Gustav Nottebohm – Beethoveniana – VII – Das Tempo des zweiten Satzes der siebenten Symphonie (Op. 92). (Seite 21)

Aufsätze und Mittheilungen von Gustav Nottebohm
Leipzig, Verlag von C. F. Peters 1872

Beethoven hat dem zweiten Satz der Symphonie in A-dur die Bezeichnung: »Allegretto q= 76« gegeben. Schindler erzählt nun Seite 210 der ersten Ausgabe seiner Biographie: »Bei einer der Aufführungen dieser Symphonie in den letzten Lebensjahren Beethoven’s bemerkte dieser mit Unwillen, dass dieser Satz (Allegretto) ungemein rasch genommen, daher dessen Charakter ganz zerstört wurde. Er glaubte dem Vergreifen dieses Tempo dadurch abzuhelfen, wenn er es in Zukunft mit Andante quasi Allegretto bezeichne, mit Beifügung des Metronoms q= 80, wie ich es in seinem Notaten-Buche angezeigt besitze«. Schindler widerspricht sich hier selbst. Offenbar bedeutet »Andante quasi Allegretto« ein langsameres Zeitmass, als »Allegretto«; umgekehrt schlägt aber ein Metronom, wenn er auf 80 gestellt wird, schneller, als wenn er auf 76 gestellt wird. Schindler scheint den Widerspruch später bemerkt zu haben; denn in der dritten Ausgabe seiner Biographie hat er die Sache anders dargestellt. Er sagt hier (I, S. 192) nämlich: »Auf die ursprüngliche Benennung des zweiten Satzes dieser (siebenten) Symphonie mit Andante ist besonders aufmerksam zu machen. Erst in den gedruckten Stimmen erschien dessen Vertauschung mit Allegretto, das aller Orten Missverständnisse zum Nachtheil des Charakteristischen erzeugt hat. In späteren Jahren empfahl darum der Meister wieder die erstere Benennung«. Aber auch die Behauptung, erst in den gedruckten Stimmen habe der Satz die Bezeichnung »Allegretto« erhalten, ist nicht richtig; denn in den vorhandenen geschriebenen Stimmen, welche älter sind als die gedruckten und welche am 8. und 12. December 1813 bei den unter Beethoven’s Leitung stattgefundenen ersten Aufführungen der Symphonie gebraucht wurden*), steht und hat von Anfang an über dem zweiten Satze kein anderes Wort gestanden als: »Allegretto«.
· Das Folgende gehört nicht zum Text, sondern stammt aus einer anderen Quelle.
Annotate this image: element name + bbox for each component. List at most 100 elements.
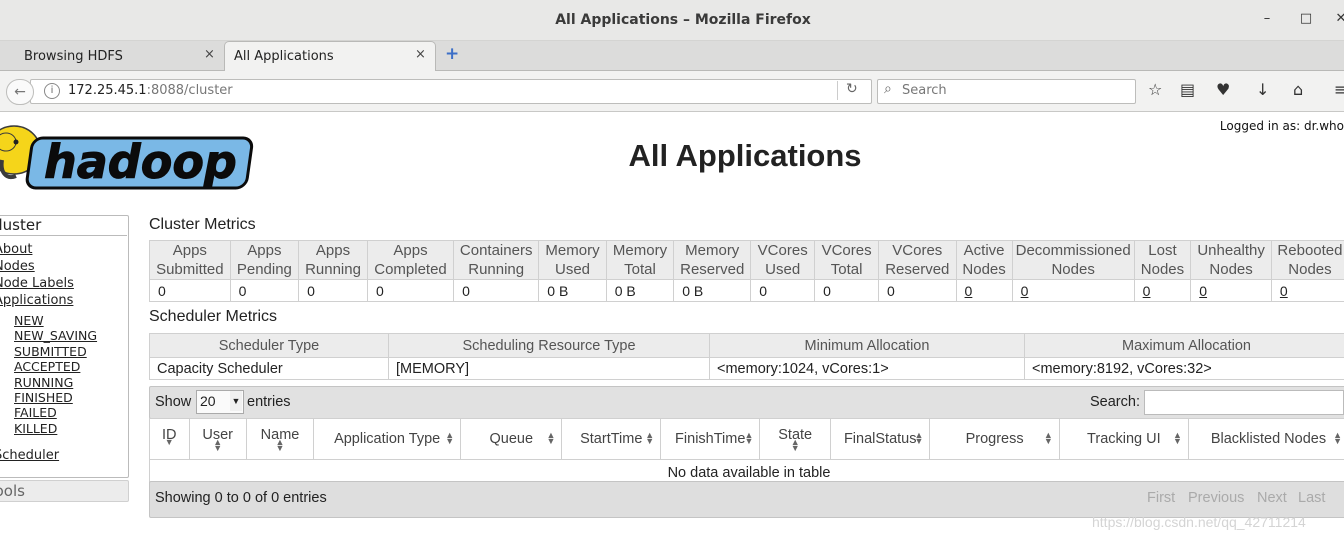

Wahr an der Sache mag sein, dass Beethoven sich den Satz langsamer dachte, als er ihn in späteren Jahren aufführen hörte, und dass er sich in diesem Sinne aussprach. Dass Beethoven selbst den Satz in einem relativ langsamen Tempo nahm, geht aus einigen Mittheilungen hervor. Die Wiener »Friedensblätter« vom 6. Decemher 1814 berichten über ein von Beethoven gegebenes Concert, in welchem die Symphonie in A-dur zur Aufführung kam; und in diesem Bericht ist von dem zweiten Satze genannter Symphonie als von »einem einfachen Adagio aus A-moll« die Rede, was nicht zu erklären wäre, wenn das Stück auf den Berichterstatter nicht den Eindruck eines Adagios gemacht hätte. In einem Bericht in der Leipziger Allgemeinen Musikalischen Zeitung, Bd. XVI, Nr. 4, wird der Satz als »Andante« erwähnt. Auch nahm L. Spohr, der bei den ersten Aufführungen der Symphonie unter Beethoven’s Leitung mitwirkte, den Satz in einem ziemlich langsamen Tempo. In der »Neuen Zeitschrift für Musik« vom Jahre 1840 wird (S. 180) das von ihm genommene Tempo mit “M. M. q = 72″ angegeben. Das ist die langsamste von allen vorhandenen metronomischen Bezeichnungen. Die schnellste Bezeichnung (M. M. q= 88) aber ist die in der Ende 1831 bei T. Haslinger in Wien erschienenen Partitur, von welcher Schindler (Biogr., 3. Aufl., II, 250) irrig behauptet, die darin enthaltenen metronomischen Tempo-Bestimmungen rührten von Beethoven her.
Was Schindler fälschlicher Weise von dem zweiten Satz der siebenten Symphonie behauptet, trifft einigermassen bei dem zweiten Satz der sechsten Symphonie zu. Dieser Satz hatte nämlich anfangs die Bezeichnung: »Andante molto moto, quasi Allegretto«. Später jedoch wurde das  “quasi Allegretto” beseitigt.
*) Vorhanden sind im Archiv der Gesellschaft der Musikfreunde in Wien 24 Stimmen. Auf einer Stimme liest man noch das von der Hand eines Mitwirkenden bemerkte Datum: »Wien den 12. Decbr. 1813«.